Although social comes under the remit of the new HFSS guidelines, it cannot be totally disregarded. Brands will need to mind their online manners but word of mouth is such a powerful tool it can be recalibrated to deliver a more meaningful brand dialogue. Remember it was cookie brand Oreos with its Super Bowl tweet that broke through the notion social media would forever be subservient to traditional media.

When it comes to new product development, brands need to invest now, or not at all. It is an expensive activity and products need at least three years to become embedded in the brand portfolio. They should also consider how products are positioned. Kellogg retained a foothold in the indulgent breakfast sector by targeting its Krave, chocolate cereal at adults. Imagine how tough it would have been to launch it as a kids’ brand.

A restricted environment should spur brands to better understand the assets that really matter. Design, logos and slogans that have stood the test of time are sometimes taken for granted. Research what brand assets have the greatest cut through and invest in them. The signifiers that connect with people may surprise you. Brands can also go beyond pictures to brand words, associations, or even connections through other senses such as sound and scent.

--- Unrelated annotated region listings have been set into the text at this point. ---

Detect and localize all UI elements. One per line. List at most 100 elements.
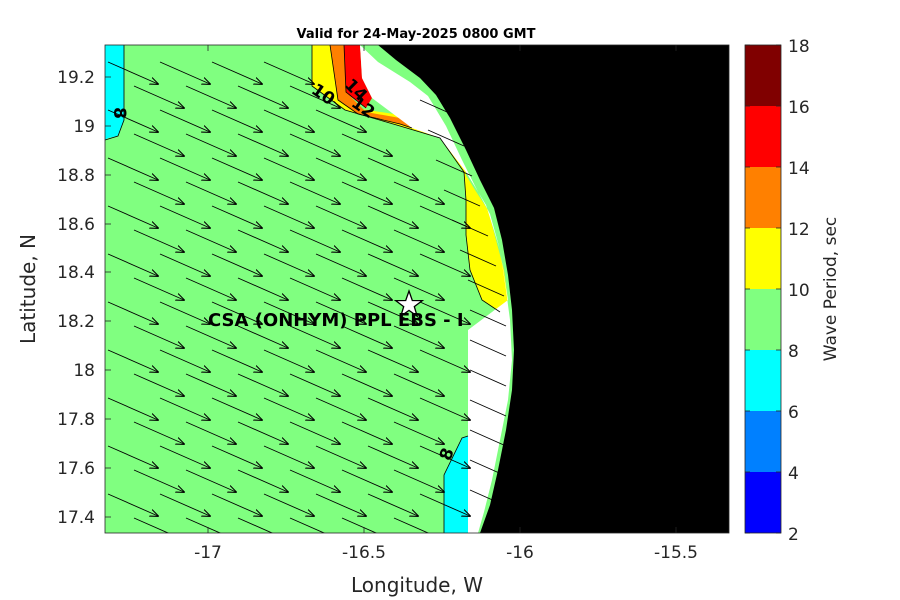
wave-arrow [133, 469, 184, 492]
colorbar-tick-label: 16 [788, 98, 810, 118]
wave-arrow [185, 421, 236, 444]
wave-arrow [133, 325, 184, 348]
x-tick-label: -16.5 [342, 543, 386, 563]
colorbar-ticks [745, 44, 781, 534]
wave-arrow [159, 205, 210, 228]
sea-period-12-14-region [330, 45, 412, 128]
wave-arrow [237, 277, 288, 300]
wave-arrow [159, 397, 210, 420]
wave-arrow [393, 421, 444, 444]
wave-arrow [341, 421, 392, 444]
wave-arrow [185, 517, 222, 533]
wave-arrow [263, 445, 314, 468]
sea-period-6-8-region-south [444, 436, 468, 533]
contour-label-8-northwest: 8 [109, 107, 129, 119]
wave-arrow [435, 159, 473, 177]
wave-direction-arrows [107, 61, 507, 533]
wave-arrow [469, 399, 507, 417]
wave-arrow [133, 517, 170, 533]
wave-arrow [185, 229, 236, 252]
wave-arrow [469, 429, 507, 447]
wave-arrow [211, 109, 262, 132]
wave-arrow [469, 309, 507, 327]
wave-arrow [211, 61, 262, 84]
wave-arrow [315, 349, 366, 372]
wave-arrow [393, 325, 444, 348]
wave-arrow [211, 397, 262, 420]
wave-arrow [315, 445, 366, 468]
wave-arrow [467, 279, 505, 297]
wave-arrow [237, 421, 288, 444]
y-tick-label: 18.2 [57, 312, 95, 332]
wave-arrow [367, 301, 418, 324]
wave-arrow [289, 373, 340, 396]
colorbar-tick-label: 2 [788, 525, 799, 545]
wave-arrow [419, 349, 470, 372]
wave-arrow [237, 133, 288, 156]
wave-arrow [419, 445, 470, 468]
y-tick-label: 18 [73, 361, 95, 381]
x-axis [207, 45, 677, 533]
wave-arrow [237, 325, 288, 348]
wave-arrow [341, 469, 392, 492]
wave-arrow [133, 85, 184, 108]
wave-arrow [419, 493, 470, 516]
station-star-icon[interactable] [393, 289, 425, 318]
wave-arrow [159, 253, 210, 276]
colorbar-band [745, 167, 781, 228]
wave-arrow [263, 349, 314, 372]
sea-period-10-12-region-north [312, 45, 466, 180]
y-tick-label: 19 [73, 117, 95, 137]
colorbar-tick-label: 8 [788, 342, 799, 362]
colorbar: 18 16 14 12 10 8 6 4 2 Wave Period, sec [744, 37, 841, 545]
colorbar-bands [745, 45, 781, 533]
colorbar-tick-label: 4 [788, 464, 799, 484]
wave-arrow [341, 373, 392, 396]
wave-arrow [211, 205, 262, 228]
colorbar-band [745, 350, 781, 411]
wave-arrow [159, 349, 210, 372]
colorbar-band [745, 45, 781, 106]
wave-arrow [263, 157, 314, 180]
sea-period-10-12-region-coast [464, 172, 508, 312]
map-title: Valid for 24-May-2025 0800 GMT [297, 27, 536, 42]
wave-arrow [289, 181, 340, 204]
wave-arrow [315, 301, 366, 324]
wave-arrow [159, 493, 210, 516]
wave-arrow [427, 129, 465, 147]
wave-arrow [263, 397, 314, 420]
colorbar-tick-label: 12 [788, 220, 810, 240]
wave-arrow [263, 205, 314, 228]
colorbar-tick-label: 10 [788, 281, 810, 301]
wave-arrow [237, 229, 288, 252]
wave-arrow [341, 133, 392, 156]
wave-arrow [367, 349, 418, 372]
station-label: CSA (ONHYM) PPL EBS - I [208, 310, 464, 331]
plot-area [105, 45, 729, 533]
wave-arrow [107, 253, 158, 276]
wave-arrow [237, 517, 274, 533]
wave-arrow [367, 445, 418, 468]
wave-arrow [133, 181, 184, 204]
wave-arrow [185, 133, 236, 156]
wave-arrow [289, 277, 340, 300]
y-tick-label: 18.4 [57, 263, 95, 283]
y-axis [105, 76, 111, 518]
wave-arrow [367, 397, 418, 420]
wave-arrow [469, 459, 507, 477]
wave-arrow [159, 445, 210, 468]
wave-arrow [107, 445, 158, 468]
wave-arrow [469, 489, 507, 507]
x-tick-label: -15.5 [654, 543, 698, 563]
wave-arrow [451, 219, 489, 237]
colorbar-title: Wave Period, sec [821, 217, 841, 362]
wave-arrow [315, 253, 366, 276]
wave-arrow [211, 253, 262, 276]
y-tick-label: 19.2 [57, 68, 95, 88]
y-tick-label: 17.4 [57, 508, 95, 528]
wave-arrow [211, 445, 262, 468]
nearshore-no-data-region [360, 45, 512, 533]
plot-frame [104, 44, 730, 534]
x-tick-label: -17 [194, 543, 222, 563]
colorbar-band [745, 228, 781, 289]
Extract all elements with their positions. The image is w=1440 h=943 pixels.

Simplify everything, including the brand portfolio and brand communications. The simpler they are, the more likely they are to have continuity and be understood long-term, after R&R starts. Focus on brain-friendly creative that connects with people and is based on the 3Rs of recognition, resonance and relevance.

Investing ahead of potential R&R acts an insurance policy that almost always pays off. This is because most of it is either best practice or pushes brands into new areas that businesses and brands should be investing in.